Pour une confirmation rapide de José Manuel Barroso. C'est pourquoi M. Reinfeldt a réitéré mercredi sa préférence pour un vote rapide (encore en juillet) du Parlement sur la reconduction de José Manuel Barroso à la tête de la prochaine Commission. « Nous ferons tout ce qui sera possible pour avoir le vote le plus rapidement possible », a dit M. Reinfeldt qui recevra les chefs des groupes politiques du PE lundi prochain (6 juillet) à Stockholm pour parler du calendrier. M. Barroso ne l'a pas contredit - que du contraire. Il appartient au Parlement de décider quand il souhaite procéder au vote « mais nous devrions avoir de la clarté le plus rapidement possible » sur qui dirigera la prochaine Commission, a estimé M. Barroso, en ajoutant: « C'est ce que les citoyens attendent de nous ». J'espère que nous aurons déjà en juillet un futur président de la Commission qui soit « pleinement » désigné afin de pouvoir aider la Présidence suédoise sur les dossiers techniques importants « pour lesquels nous portons une responsabilité partagée », a-t-il dit avant de constater: « Plus tôt nous aurons la clarté et la stabilité institutionnelle, mieux ce sera ». M. Barroso est prêt à entamer immédiatement des consultations avec tous les groupes politiques au PE sur son programme. Répondant à un journaliste qui voulait savoir de M. Barroso si, en tant que « représentant du néolibéralisme », son temps n'était pas révolu, le président de la Commission a repris son antienne: « Je n'ai jamais été un néolibéral (…) Je ne suis pas un libéral, mais un réformateur du centre ». Et d'ajouter: « Si j'étais un libéral, je n'aurais pas eu le soutien des 27 chefs d'État et de gouvernement, dont plusieurs socialistes ». Plutôt que de penser en catégories idéologiques, « nous avons besoin d'une coalition de tous les pro-européens », a conclu M. Barroso.
« La Suède a inspiré l'Europe ». M. Barroso a fait l'éloge de la contribution importante que la Suède a apporté à l'UE depuis son adhésion en 1995. « La Suède a inspiré beaucoup des valeurs européennes comme la justice sociale, la solidarité, les droits de l'Homme, la responsabilité et la transparence », a affirmé M. Barroso qui s'est dit optimiste que la Présidence suédoise « fera du bon boulot ». La devise de la présidence - « Relever les défis » - ne pouvait pas être mieux choisie, a-t-il dit.

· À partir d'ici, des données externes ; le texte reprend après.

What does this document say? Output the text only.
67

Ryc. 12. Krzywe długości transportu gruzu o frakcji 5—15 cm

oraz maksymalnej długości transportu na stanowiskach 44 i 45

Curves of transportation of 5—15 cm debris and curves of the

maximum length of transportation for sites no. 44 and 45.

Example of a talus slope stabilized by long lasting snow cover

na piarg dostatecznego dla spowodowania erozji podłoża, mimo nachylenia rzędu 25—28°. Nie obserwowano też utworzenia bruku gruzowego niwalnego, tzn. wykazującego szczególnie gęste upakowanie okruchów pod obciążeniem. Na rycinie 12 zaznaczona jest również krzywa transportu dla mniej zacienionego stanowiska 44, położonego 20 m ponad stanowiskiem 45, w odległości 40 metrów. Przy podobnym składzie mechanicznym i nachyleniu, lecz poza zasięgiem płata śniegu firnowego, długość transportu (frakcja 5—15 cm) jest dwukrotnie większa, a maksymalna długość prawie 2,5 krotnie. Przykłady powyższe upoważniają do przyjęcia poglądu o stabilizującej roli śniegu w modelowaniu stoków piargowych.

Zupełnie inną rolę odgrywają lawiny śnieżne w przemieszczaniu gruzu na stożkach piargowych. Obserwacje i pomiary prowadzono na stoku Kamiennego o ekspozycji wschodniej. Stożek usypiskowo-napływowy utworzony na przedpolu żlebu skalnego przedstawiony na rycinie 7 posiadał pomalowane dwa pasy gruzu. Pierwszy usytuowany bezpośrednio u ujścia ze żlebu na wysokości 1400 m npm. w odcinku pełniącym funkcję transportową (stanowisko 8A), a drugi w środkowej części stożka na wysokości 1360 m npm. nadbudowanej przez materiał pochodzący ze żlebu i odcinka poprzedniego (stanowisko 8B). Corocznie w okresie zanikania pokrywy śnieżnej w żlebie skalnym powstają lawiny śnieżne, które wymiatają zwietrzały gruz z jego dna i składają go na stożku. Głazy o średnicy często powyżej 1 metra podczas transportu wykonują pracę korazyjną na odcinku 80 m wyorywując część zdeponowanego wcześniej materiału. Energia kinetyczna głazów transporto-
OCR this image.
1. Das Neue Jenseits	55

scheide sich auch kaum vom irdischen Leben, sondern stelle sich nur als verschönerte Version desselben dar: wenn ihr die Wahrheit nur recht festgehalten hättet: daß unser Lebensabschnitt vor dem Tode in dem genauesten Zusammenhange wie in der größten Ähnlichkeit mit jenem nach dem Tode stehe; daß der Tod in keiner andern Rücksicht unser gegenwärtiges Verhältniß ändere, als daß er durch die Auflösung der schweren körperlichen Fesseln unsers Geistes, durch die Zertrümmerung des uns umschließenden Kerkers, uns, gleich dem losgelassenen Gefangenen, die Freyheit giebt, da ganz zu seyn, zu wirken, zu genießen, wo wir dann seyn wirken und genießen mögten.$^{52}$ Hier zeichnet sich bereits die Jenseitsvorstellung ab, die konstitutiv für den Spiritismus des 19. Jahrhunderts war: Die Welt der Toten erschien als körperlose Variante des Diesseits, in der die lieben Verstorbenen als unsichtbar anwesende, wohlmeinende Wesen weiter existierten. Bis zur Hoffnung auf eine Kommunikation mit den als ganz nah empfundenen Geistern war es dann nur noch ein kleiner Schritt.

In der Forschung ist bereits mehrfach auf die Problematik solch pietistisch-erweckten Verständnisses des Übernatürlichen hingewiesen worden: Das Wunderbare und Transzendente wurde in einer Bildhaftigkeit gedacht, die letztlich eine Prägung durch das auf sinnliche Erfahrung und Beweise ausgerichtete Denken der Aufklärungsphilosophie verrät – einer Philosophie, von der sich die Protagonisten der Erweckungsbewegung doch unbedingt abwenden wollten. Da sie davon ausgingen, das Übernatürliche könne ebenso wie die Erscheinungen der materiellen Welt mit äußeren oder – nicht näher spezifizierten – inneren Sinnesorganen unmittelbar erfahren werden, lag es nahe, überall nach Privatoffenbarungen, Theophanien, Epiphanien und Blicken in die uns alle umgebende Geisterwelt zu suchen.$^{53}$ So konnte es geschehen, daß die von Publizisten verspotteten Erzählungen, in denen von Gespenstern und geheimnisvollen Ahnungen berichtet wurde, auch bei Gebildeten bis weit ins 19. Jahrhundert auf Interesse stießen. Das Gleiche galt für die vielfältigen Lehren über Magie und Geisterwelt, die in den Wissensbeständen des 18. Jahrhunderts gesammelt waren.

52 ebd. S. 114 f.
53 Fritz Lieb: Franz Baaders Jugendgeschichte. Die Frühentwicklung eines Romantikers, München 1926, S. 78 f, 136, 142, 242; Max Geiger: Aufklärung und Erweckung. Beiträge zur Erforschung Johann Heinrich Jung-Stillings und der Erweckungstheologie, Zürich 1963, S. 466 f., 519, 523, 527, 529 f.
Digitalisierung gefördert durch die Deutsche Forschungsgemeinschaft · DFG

En ce qui concerne la crise économique, le président de la Commission s'est prononcé pour une « nouvelle économie » européenne fondée sur la « croissance verte intelligente ». Il a aussi plaidé pour une meilleure régulation et davantage de transparence sur les marchés financiers. Le marché intérieur doit être « étendu et non pas affaibli ». En ce qui concerne le changement climatique, « la Présidence suédoise sera cruciale » pour faire en sorte que la conférence de Copenhague soit un succès, a poursuivi M. Barroso. La Commission et la Présidence sont sur une même longueur d'onde: « Nous voulons atteindre le maximum possible, à savoir limiter la hausse de température à 2° celsius». Les questions du financement des mesures de réduction des émissions et de la solidarité avec les pays émergents seront au centre des négociations et l'UE aura un « rôle crucial » à jouer, estime M. Barroso. Ces questions figureront aussi tout en haut de l'agenda des différents sommets bilatéraux que l'UE aura d'ici la fin de l'année avec les États-Unis, la Chine, la Russie, le Brésil, l'Inde, l'Afrique du Sud et l'Ukraine (tous des « grands émetteurs » de gaz à effet de serre), a annoncé M. Reinfeldt. (H.B.)